Wednesday, November 19, 2014


Marsh Hawk Press offers a "Three Questions" Series for its authors to discuss individual titles -- an index to the Series is available HERE.  We are pleased to present this Q&A with Michael Rerick and his book which received the 2008 Marsh Hawk Press Poetry Prize:

1)  What is something not known or obvious about your book In Ways Impossible to Fold

While writing the book I was thinking about large themes like art and beauty, those sometimes taboo poetic subjects, and wondering how I could tackle them. I felt as though it would be too obvious to have poems or sections dealing directly with, say, art, so juggling a set of concrete and abstract notions made the most sense to me at the time. Poems in each section consider, then, art in Sculptures, the artist and beauty in X-Ray, personal history in Objects, a History, travel in Post Clips, and language in Preservation/Excavations. I don’t know if my approach is obvious, and in a way I hope it isn’t, but I did have fun tackling these themes in an abstract-concrete way.

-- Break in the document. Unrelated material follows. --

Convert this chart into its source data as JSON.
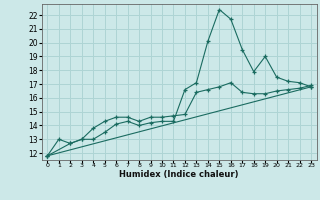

2)  Please share some responses to your book that’s surprised you, or made you happy or disappointed. 

A friend taught my book in her undergraduate poetry workshop and I visited the class to discuss my work. To be honest, it was flattering as well as a bit terrifying. I was honored to have so many people consider the book all at once, but I also felt uncomfortable discussing my work while in the hot seat. Still, the book created the experience, and I’m happy to be able to do things like this because of it.

Also, my family read the book. Or parts of it. And that is saying something.

3) If you had to choose a favorite poem or a poem to highlight from the book, which one would you choose and why? 

I think the opening poem really sets the linguistic and thematic mood for what the book does as a whole. It also contains the book’s title. So, it’s a nutshell:

(metal work)

This, publicly, takes a love story and unfolds geometrically
in ways impossible to fold. All around: a park. Inside:
hollow. The welts show, the granite pedestal moans a bird,
it jumps. At night it sings. The story of “what draws me to it,
personally” grows in the socket of a mossy eye, a field
of I-beams that float, pivot, tap, meow, or triangulate
the gravity of healthy problems. Rust meets another wind.

Light: a shiver and smile of wire mesh.


We thank Michael Rerick for participating in this Q&A.